Мы двинулись по лабиринту коридоров, соединявших различные отделы и управления, минуя по пути контрольные посты, напоминающие герметичные доки космического корабля. Каждый коридор просматривался телекамерами, так что сидевший на пульте дежурный мог постоянно наблюдать за нашими перемещениями. По мере того, как мы переходили из одной части здания в другую, менялись и запахи. Нас обдавало то кухней, то хлоркой, то запахом каких-то горящих химикалий – как будто подожгли пластиковый пакет с каустиком – то характерными запахами влажных одеял, мастики для пола, автомобильных шин. По пути сержант Рикман решил пару мелких административных дел, речь его при этом была обильно сдобрена канцелярским жаргоном. В технических отделах и службах здесь работало удивительно много женщин – самых разных возрастов и комплекций, почти все они были одеты в джинсы или брюки из синтетической ткани. Насколько я сумела заметить, атмосфера тут приятно отличалась духом товарищества. Пока мы шли по коридорам, из комнат непрестанно доносились телефонные звонки, а вокруг нас все время сновали люди.
Наконец мы с ним добрались до небольшого кафетерия для сотрудников. Меню для работников управления шерифа в тот день включало лазанью, горячие сандвичи с ветчиной и сыром, жареный картофель и кукурузу. На мой вкус, во всем этом маловато жиров и углеводов, но в общем есть можно. На отдельном прилавке, кроме того стояли миски из нержавеющей стали, с верхом наполненные порубленным салатом, ломтиками моркови и лука, кольцами зеленого перца. Из напитков апельсиновый сок, лимонад или молоко из картонных пакетов. Здесь же над подогреваемым прилавком, где стояли горячие блюда, было вывешено сегодняшнее меню для заключенных: суп из фасоли, горячие сандвичи с ветчиной и сыром, лазанья или бефстроганов, белый хлеб, жареный картофель и непременная кукуруза. В отличие от тюрьмы в Санта-Терезе, где столовая заключенных была организована наподобие кафетерия, тут пищу готовили сами заключенные, а потом грузили подносы с тарелками на подогреваемые тележки и развозили по камерам. Пока мы шли сюда, я видела, как три или четыре такие тележки вкатывали в грузовые лифты, чтобы доставить на третий и четвертый этажи, где располагались собственно тюремные помещения.

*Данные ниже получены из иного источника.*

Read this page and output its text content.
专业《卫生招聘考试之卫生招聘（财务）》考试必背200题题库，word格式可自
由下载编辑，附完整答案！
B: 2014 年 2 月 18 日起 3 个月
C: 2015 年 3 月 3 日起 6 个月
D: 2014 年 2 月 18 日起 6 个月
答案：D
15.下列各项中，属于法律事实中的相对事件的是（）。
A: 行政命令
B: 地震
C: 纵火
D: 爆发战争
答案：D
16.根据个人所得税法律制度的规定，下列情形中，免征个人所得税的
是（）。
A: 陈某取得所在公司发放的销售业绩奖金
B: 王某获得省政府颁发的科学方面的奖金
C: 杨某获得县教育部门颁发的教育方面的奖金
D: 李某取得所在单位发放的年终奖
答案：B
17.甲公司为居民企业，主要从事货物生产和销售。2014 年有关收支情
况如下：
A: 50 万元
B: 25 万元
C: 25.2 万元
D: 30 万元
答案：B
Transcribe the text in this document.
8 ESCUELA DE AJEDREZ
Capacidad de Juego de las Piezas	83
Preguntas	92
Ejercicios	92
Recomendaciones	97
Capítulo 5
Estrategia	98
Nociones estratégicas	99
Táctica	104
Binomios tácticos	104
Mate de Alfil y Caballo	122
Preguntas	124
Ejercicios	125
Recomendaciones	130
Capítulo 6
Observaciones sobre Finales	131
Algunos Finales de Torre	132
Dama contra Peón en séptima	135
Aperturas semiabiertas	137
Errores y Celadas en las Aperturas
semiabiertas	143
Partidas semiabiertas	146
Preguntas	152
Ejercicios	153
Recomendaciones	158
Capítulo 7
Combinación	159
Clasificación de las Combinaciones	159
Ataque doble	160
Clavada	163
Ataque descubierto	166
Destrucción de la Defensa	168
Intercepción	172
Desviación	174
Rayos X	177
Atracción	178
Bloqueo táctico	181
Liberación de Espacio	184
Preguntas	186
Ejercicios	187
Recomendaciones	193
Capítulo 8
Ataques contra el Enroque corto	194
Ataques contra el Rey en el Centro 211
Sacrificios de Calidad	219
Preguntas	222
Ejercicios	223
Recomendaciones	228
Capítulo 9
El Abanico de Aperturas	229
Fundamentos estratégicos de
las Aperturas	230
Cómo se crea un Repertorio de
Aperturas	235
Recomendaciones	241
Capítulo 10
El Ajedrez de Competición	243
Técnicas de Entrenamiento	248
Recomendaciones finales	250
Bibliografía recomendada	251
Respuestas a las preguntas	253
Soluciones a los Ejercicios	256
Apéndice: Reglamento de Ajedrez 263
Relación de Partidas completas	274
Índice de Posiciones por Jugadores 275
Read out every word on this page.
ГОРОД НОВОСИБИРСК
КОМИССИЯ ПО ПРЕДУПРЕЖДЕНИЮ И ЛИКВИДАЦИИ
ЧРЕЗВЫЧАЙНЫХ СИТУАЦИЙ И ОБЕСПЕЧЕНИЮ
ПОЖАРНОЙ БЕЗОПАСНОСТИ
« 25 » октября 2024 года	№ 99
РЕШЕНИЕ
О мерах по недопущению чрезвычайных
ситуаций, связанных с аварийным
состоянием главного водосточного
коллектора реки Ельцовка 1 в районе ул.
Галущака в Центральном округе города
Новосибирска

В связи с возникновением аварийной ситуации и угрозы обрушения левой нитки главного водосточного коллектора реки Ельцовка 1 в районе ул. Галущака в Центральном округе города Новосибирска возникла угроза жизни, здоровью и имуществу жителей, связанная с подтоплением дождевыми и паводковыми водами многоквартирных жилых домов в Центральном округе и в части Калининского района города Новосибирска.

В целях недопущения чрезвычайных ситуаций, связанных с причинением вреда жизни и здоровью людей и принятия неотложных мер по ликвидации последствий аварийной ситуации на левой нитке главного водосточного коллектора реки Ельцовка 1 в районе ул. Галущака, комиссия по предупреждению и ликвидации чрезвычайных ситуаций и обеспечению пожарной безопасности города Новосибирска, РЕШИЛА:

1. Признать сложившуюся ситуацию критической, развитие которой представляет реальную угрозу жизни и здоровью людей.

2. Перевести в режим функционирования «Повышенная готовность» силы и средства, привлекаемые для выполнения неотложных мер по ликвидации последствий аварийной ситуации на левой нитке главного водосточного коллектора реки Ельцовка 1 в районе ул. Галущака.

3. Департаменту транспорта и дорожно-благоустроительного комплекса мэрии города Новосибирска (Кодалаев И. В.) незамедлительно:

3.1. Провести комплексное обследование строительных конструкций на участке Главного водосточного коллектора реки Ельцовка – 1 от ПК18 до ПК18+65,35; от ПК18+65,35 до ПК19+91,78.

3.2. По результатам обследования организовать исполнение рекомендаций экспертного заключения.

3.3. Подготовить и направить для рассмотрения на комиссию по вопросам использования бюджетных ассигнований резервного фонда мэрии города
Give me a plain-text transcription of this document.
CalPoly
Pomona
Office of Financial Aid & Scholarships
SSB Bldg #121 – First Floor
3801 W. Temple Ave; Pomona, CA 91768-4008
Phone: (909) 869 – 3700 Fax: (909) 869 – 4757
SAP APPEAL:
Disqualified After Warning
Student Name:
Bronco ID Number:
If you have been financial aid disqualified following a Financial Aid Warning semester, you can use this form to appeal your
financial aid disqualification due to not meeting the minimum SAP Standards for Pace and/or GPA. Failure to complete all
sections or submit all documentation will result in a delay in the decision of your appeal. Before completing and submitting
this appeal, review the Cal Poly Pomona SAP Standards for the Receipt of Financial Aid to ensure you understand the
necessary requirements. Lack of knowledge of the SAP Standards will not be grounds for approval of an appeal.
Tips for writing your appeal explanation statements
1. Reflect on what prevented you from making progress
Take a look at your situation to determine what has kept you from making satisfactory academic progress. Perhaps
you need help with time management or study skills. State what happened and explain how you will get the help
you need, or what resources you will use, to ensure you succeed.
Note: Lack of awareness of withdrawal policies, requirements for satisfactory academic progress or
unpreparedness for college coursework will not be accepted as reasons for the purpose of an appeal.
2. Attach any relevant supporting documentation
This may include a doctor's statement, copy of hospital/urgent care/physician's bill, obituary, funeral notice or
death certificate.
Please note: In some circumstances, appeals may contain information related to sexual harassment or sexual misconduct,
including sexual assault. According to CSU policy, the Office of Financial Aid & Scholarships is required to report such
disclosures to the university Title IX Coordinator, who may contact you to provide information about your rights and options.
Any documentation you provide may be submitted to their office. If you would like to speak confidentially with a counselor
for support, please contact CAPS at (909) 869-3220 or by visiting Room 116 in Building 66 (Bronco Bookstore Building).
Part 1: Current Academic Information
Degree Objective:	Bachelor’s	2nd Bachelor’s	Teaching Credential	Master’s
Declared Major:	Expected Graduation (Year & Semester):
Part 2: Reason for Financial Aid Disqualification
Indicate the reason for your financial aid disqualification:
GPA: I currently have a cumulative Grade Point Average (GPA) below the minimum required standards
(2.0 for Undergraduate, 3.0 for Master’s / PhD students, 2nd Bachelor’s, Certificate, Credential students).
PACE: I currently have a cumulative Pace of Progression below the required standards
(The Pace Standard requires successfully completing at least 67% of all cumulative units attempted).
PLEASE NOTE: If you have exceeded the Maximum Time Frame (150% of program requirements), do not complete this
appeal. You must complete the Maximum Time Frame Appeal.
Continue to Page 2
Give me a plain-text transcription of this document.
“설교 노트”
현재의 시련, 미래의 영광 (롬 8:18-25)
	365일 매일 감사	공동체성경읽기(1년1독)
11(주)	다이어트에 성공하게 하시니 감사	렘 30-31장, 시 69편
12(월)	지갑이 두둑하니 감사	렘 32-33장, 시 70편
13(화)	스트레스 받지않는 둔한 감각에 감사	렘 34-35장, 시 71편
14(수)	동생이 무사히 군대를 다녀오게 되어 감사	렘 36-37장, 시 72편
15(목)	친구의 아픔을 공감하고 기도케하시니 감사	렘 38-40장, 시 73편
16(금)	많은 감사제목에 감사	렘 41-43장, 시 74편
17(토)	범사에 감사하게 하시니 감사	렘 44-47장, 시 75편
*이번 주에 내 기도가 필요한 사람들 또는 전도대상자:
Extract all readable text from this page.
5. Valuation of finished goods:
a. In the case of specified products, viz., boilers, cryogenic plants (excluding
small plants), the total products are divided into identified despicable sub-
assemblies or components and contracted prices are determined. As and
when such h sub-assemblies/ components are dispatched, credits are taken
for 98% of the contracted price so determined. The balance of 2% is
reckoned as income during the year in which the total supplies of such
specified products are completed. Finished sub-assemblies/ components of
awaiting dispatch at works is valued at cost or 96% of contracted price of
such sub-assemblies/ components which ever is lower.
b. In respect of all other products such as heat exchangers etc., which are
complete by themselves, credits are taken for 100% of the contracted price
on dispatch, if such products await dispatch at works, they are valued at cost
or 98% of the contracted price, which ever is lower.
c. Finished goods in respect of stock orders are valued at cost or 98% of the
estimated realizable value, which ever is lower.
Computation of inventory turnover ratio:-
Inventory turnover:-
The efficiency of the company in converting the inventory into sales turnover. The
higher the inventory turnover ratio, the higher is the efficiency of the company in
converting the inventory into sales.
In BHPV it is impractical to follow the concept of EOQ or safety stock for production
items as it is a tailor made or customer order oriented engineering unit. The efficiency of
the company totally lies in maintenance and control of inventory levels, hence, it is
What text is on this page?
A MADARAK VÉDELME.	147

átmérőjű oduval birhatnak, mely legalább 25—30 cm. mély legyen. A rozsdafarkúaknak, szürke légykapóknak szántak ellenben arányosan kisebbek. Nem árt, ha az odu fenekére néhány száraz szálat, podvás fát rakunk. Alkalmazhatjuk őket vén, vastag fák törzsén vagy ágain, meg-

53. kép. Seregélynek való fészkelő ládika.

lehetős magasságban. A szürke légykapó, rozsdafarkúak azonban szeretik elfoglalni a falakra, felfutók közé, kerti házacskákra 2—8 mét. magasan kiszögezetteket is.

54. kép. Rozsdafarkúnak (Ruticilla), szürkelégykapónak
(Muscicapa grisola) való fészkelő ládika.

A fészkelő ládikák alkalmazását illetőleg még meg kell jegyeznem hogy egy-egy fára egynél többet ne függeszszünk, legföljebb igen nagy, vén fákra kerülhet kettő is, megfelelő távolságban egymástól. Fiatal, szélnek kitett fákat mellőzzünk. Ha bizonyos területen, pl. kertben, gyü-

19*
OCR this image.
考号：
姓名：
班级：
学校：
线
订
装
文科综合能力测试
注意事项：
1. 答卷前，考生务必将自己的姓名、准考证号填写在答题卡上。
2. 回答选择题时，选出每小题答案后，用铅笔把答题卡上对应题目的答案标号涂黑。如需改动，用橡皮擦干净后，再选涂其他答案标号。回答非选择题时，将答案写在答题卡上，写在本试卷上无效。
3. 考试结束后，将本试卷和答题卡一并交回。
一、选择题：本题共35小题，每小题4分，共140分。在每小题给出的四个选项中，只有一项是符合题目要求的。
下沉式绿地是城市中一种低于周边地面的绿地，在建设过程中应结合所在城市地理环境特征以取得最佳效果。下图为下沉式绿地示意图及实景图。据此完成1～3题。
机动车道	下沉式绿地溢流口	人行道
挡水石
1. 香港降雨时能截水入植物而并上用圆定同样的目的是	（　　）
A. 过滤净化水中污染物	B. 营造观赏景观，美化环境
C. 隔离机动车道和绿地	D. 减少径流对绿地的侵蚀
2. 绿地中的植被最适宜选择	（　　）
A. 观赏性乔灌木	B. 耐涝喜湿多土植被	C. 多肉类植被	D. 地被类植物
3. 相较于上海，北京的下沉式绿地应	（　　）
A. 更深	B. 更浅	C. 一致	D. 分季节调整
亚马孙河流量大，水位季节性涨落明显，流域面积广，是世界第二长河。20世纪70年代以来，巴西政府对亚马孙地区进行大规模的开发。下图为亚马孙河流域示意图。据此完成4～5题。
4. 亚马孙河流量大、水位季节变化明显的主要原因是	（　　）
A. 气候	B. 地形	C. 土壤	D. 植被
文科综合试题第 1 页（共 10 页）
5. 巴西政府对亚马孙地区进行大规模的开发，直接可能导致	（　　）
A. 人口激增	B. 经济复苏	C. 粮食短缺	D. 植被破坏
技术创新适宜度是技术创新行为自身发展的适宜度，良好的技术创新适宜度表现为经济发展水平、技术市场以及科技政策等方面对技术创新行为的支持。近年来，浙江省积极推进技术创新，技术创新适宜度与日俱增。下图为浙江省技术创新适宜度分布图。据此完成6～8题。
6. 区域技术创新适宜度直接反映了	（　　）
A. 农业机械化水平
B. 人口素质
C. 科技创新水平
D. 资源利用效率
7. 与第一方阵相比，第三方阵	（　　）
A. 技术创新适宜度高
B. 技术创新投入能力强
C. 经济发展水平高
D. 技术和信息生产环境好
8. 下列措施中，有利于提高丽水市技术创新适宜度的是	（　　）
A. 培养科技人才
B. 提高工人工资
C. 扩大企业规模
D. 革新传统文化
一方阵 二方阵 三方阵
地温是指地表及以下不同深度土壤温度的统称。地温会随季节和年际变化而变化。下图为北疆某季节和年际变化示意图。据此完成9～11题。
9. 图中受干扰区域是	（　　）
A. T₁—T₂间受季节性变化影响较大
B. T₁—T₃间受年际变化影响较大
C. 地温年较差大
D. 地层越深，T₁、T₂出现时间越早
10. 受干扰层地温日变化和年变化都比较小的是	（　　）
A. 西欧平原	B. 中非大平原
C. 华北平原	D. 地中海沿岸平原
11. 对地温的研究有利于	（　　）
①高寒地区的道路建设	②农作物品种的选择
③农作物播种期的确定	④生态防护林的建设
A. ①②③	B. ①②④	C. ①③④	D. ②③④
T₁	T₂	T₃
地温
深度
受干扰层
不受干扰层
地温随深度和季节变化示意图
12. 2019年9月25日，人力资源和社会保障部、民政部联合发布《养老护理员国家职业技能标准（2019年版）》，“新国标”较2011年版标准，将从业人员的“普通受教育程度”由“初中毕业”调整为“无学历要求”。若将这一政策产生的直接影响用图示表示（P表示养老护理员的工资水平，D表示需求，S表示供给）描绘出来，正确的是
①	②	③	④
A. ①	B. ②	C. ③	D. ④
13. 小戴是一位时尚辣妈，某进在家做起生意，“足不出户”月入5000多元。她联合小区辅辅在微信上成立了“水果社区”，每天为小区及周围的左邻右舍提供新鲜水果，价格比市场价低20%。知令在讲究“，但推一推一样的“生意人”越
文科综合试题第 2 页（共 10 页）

У Рикмана до сих пор сохранился аппетит ненасытного подростка. На моих глазах он поставил на свой поднос тарелку с куском лазаньи величиной с хороший кирпич, взял два горячих сандвича, в других его тарелках красовались целые горы жареного картофеля и кукурузы, потом он положил изрядную миску салата, полив его сверху хорошей порцией майонеза. В завершении добавил два пакета молока, с трудом втиснув их в еще остававшийся на подносе свободный уголок. Продвигаясь за ним в очереди, я поставила на свой пластмассовый поднос горячий сандвич и скромную горку жареного картофеля, хотя и чувствовала аппетит, какой уж никак не ожидала испытать в кафетерии, расположенном в подобном заведении. Отыскав в уголке свободный столик, мы разгрузили на него содержимое наших подносов.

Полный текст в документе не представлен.